The 3-second video clip, posted on Dove's U.S. Facebook page on Friday, reminded some social media users of racist soap adverts from the 19th century or early 20th century that showed black people scrubbing their skin to become white.

The ad was a GIF featuring three women removing their t-shirt to reveal the next, but the part with the black woman turning white triggered outrage.
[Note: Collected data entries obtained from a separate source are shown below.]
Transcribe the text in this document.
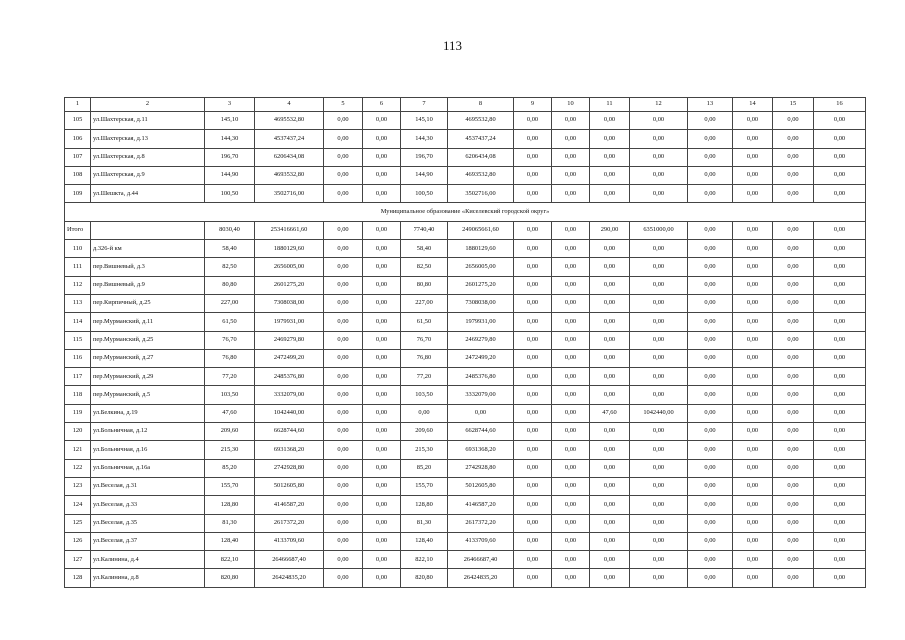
113
1	2	3	4	5	6	7	8	9	10	11	12	13	14	15	16
105	ул.Шахтерская, д.11	145,10	4695532,80	0,00	0,00	145,10	4695532,80	0,00	0,00	0,00	0,00	0,00	0,00	0,00	0,00
106	ул.Шахтерская, д.13	144,30	4537437,24	0,00	0,00	144,30	4537437,24	0,00	0,00	0,00	0,00	0,00	0,00	0,00	0,00
107	ул.Шахтерская, д.8	196,70	6206434,08	0,00	0,00	196,70	6206434,08	0,00	0,00	0,00	0,00	0,00	0,00	0,00	0,00
108	ул.Шахтерская, д.9	144,90	4693532,80	0,00	0,00	144,90	4693532,80	0,00	0,00	0,00	0,00	0,00	0,00	0,00	0,00
109	ул.Шешкта, д.44	100,50	3502716,00	0,00	0,00	100,50	3502716,00	0,00	0,00	0,00	0,00	0,00	0,00	0,00	0,00
Муниципальное образование «Киселевский городской округ»															
Итого		8030,40	253416661,60	0,00	0,00	7740,40	249065661,60	0,00	0,00	290,00	6351000,00	0,00	0,00	0,00	0,00
110	д.326-й км	58,40	1880129,60	0,00	0,00	58,40	1880129,60	0,00	0,00	0,00	0,00	0,00	0,00	0,00	0,00
111	пер.Вишневый, д.3	82,50	2656005,00	0,00	0,00	82,50	2656005,00	0,00	0,00	0,00	0,00	0,00	0,00	0,00	0,00
112	пер.Вишневый, д.9	80,80	2601275,20	0,00	0,00	80,80	2601275,20	0,00	0,00	0,00	0,00	0,00	0,00	0,00	0,00
113	пер.Кирпичный, д.25	227,00	7308038,00	0,00	0,00	227,00	7308038,00	0,00	0,00	0,00	0,00	0,00	0,00	0,00	0,00
114	пер.Мурманский, д.11	61,50	1979931,00	0,00	0,00	61,50	1979931,00	0,00	0,00	0,00	0,00	0,00	0,00	0,00	0,00
115	пер.Мурманский, д.25	76,70	2469279,80	0,00	0,00	76,70	2469279,80	0,00	0,00	0,00	0,00	0,00	0,00	0,00	0,00
116	пер.Мурманский, д.27	76,80	2472499,20	0,00	0,00	76,80	2472499,20	0,00	0,00	0,00	0,00	0,00	0,00	0,00	0,00
117	пер.Мурманский, д.29	77,20	2485376,80	0,00	0,00	77,20	2485376,80	0,00	0,00	0,00	0,00	0,00	0,00	0,00	0,00
118	пер.Мурманский, д.5	103,50	3332079,00	0,00	0,00	103,50	3332079,00	0,00	0,00	0,00	0,00	0,00	0,00	0,00	0,00
119	ул.Белкина, д.19	47,60	1042440,00	0,00	0,00	0,00	0,00	0,00	0,00	47,60	1042440,00	0,00	0,00	0,00	0,00
120	ул.Больничная, д.12	209,60	6628744,60	0,00	0,00	209,60	6628744,60	0,00	0,00	0,00	0,00	0,00	0,00	0,00	0,00
121	ул.Больничная, д.16	215,30	6931368,20	0,00	0,00	215,30	6931368,20	0,00	0,00	0,00	0,00	0,00	0,00	0,00	0,00
122	ул.Больничная, д.16а	85,20	2742928,80	0,00	0,00	85,20	2742928,80	0,00	0,00	0,00	0,00	0,00	0,00	0,00	0,00
123	ул.Веселая, д.31	155,70	5012605,80	0,00	0,00	155,70	5012605,80	0,00	0,00	0,00	0,00	0,00	0,00	0,00	0,00
124	ул.Веселая, д.33	128,80	4146587,20	0,00	0,00	128,80	4146587,20	0,00	0,00	0,00	0,00	0,00	0,00	0,00	0,00
125	ул.Веселая, д.35	81,30	2617372,20	0,00	0,00	81,30	2617372,20	0,00	0,00	0,00	0,00	0,00	0,00	0,00	0,00
126	ул.Веселая, д.37	128,40	4133709,60	0,00	0,00	128,40	4133709,60	0,00	0,00	0,00	0,00	0,00	0,00	0,00	0,00
127	ул.Калинина, д.4	822,10	26466687,40	0,00	0,00	822,10	26466687,40	0,00	0,00	0,00	0,00	0,00	0,00	0,00	0,00
128	ул.Калинина, д.8	820,80	26424835,20	0,00	0,00	820,80	26424835,20	0,00	0,00	0,00	0,00	0,00	0,00	0,00	0,00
The ad featured three women, each one taking off her shirt to reveal another woman.

The ad has since been deleted, but was shared by makeup artist Naomi Blake (who goes by NayTheMua).

This undated combo of images made from video shows a Dove body wash ad. Dove is facing heat for the ad and said Saturday, Oct. 7, 2017, that it regrets the offense caused by the ad.

"We deeply regret the offense it caused [sic]".

"Twitter user La'Quell, using the handle @Caramelxotic posted: "@Dove care to explain this racist Ad to me". "Your creative director should be fired", Angela Reinders wrote on Facebook.


Chris Broussard agreed: "I'll never use Dove soap again".

Global skincare brand Dove has been bashed for its recent Facebook advertisement in promoting its product, Dove Body Wash.

As American author and commentator Keith Boykin wrote "One racist ad makes you suspect".

While it's not the first time Dove "missed the mark" promoting colorism, the beauty company's tone deafness not only points to antiblack rhetoric, it also sends a message that black women are not lovely.

Meanwhile, this is not the first time that Dove has courted such controversy.

The visual was intended to convey that it is for every woman and was meant to be a celebration of diversity. We do not condone any activity or imagery that insults any audience. "#Dove my dark skin is not a disease that needs to be cured by your products".

Dove has apologised after the brand was accused of racism over an online advertising campaign.